The government is due to publish full year fiscal deficit data later on Friday, as well as infrastructure output data for April, a more up-to-date reading of the economy.
There are some signs that global firms are betting on India's prospects as one of the world's largest emerging consumer markets, with several large investments announced in recent months.
A recovery in annual industrial production and exports along with slowing inflation is also holding out some hope for Asia's third largest economy. But economists caution against reading too much into it.
"Based on the current trends, it is far too premature to say that we are in the middle of an economic recovery," said Kaur, citing anemic corporate investments and consumer demand.
Weak public finances has constrained the option of pump-priming the economy out of the slowdown.
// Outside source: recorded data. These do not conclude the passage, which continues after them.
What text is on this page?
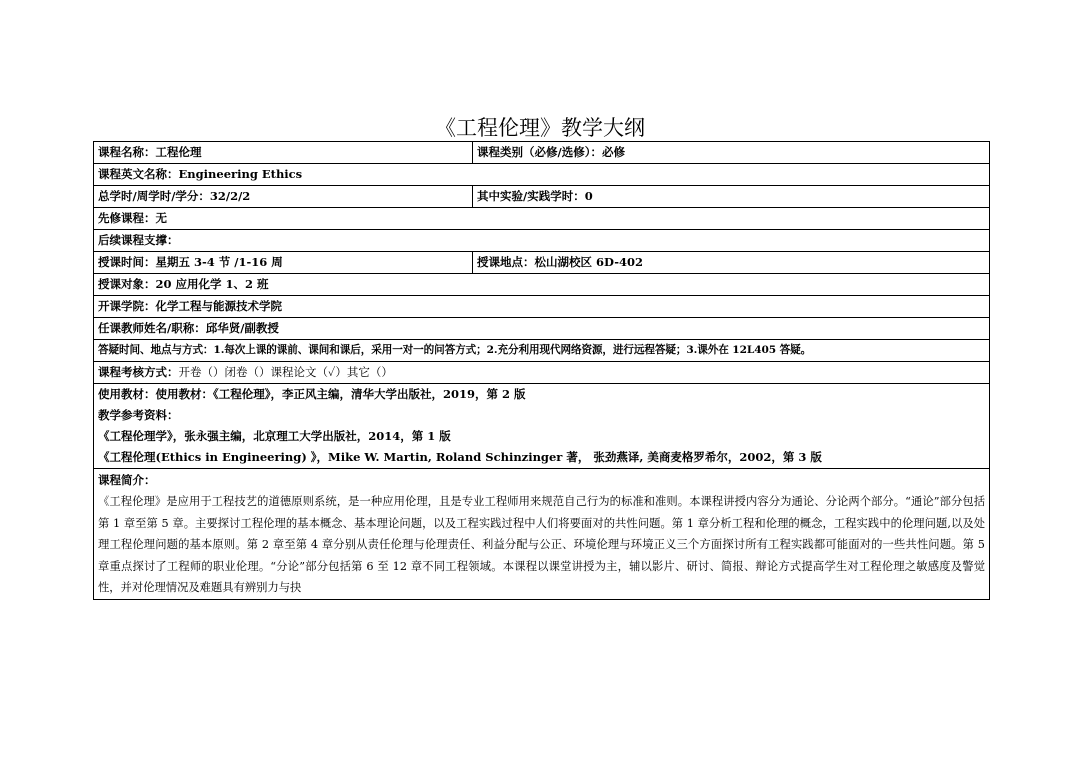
《工程伦理》教学大纲
课程名称：工程伦理	课程类别（必修/选修）：必修
课程英文名称：Engineering Ethics	
总学时/周学时/学分：32/2/2	其中实验/实践学时：0
先修课程：无	
后续课程支撑：	
授课时间：星期五 3-4 节 /1-16 周	授课地点：松山湖校区 6D-402
授课对象：20 应用化学 1、2 班	
开课学院：化学工程与能源技术学院	
任课教师姓名/职称：邱华贤/副教授	
答疑时间、地点与方式：1.每次上课的课前、课间和课后，采用一对一的问答方式；2.充分利用现代网络资源，进行远程答疑；3.课外在 12L405 答疑。	
课程考核方式：开卷（）闭卷（）课程论文（✓）其它（）	

使用教材：使用教材：《工程伦理》，李正风主编，清华大学出版社，2019，第 2 版
教学参考资料：
《工程伦理学》，张永强主编，北京理工大学出版社，2014，第 1 版
《工程伦理(Ethics in Engineering) 》，Mike W. Martin, Roland Schinzinger 著， 张劲燕译, 美商麦格罗希尔，2002，第 3 版	

课程简介：
《工程伦理》是应用于工程技艺的道德原则系统，是一种应用伦理，且是专业工程师用来规范自己行为的标准和准则。本课程讲授内容分为通论、分论两个部分。“通论”部分包括第 1 章至第 5 章。主要探讨工程伦理的基本概念、基本理论问题，以及工程实践过程中人们将要面对的共性问题。第 1 章分析工程和伦理的概念，工程实践中的伦理问题,以及处理工程伦理问题的基本原则。第 2 章至第 4 章分别从责任伦理与伦理责任、利益分配与公正、环境伦理与环境正义三个方面探讨所有工程实践都可能面对的一些共性问题。第 5 章重点探讨了工程师的职业伦理。“分论”部分包括第 6 至 12 章不同工程领域。本课程以课堂讲授为主，辅以影片、研讨、简报、辩论方式提高学生对工程伦理之敏感度及警觉性，并对伦理情况及难题具有辨别力与抉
On the contrary, Singh has been forced to slam the brakes on public spending to retain India's investment-grade sovereign rating.
The Reserve Bank of India's (RBI) 75 basis points interest rate cuts since January should have given some help, but a persistent liquidity shortage and locked-in high cost deposits mean Indian banks are reluctant to pass on the lower rates.
H.R. Khan, one of the deputy governors at the RBI, this week said the central bank is likely to take steps to address the tight liquidity situation. Kaur expects the bank to make more bond purchases from the market and auction the government's idle cash balance parked with it.
Enthused by slowing inflation, financial markets are hopeful of more monetary easing even though the central bank has warned of limited room for further easing.
Finance ministry officials say lower interest rates along with benign inflation will help bolster consumer demand that is growing at its slowest pace in at least 8 years.
Normal rains this summer, they argue, should also boost economic growth by lifting farm output and income.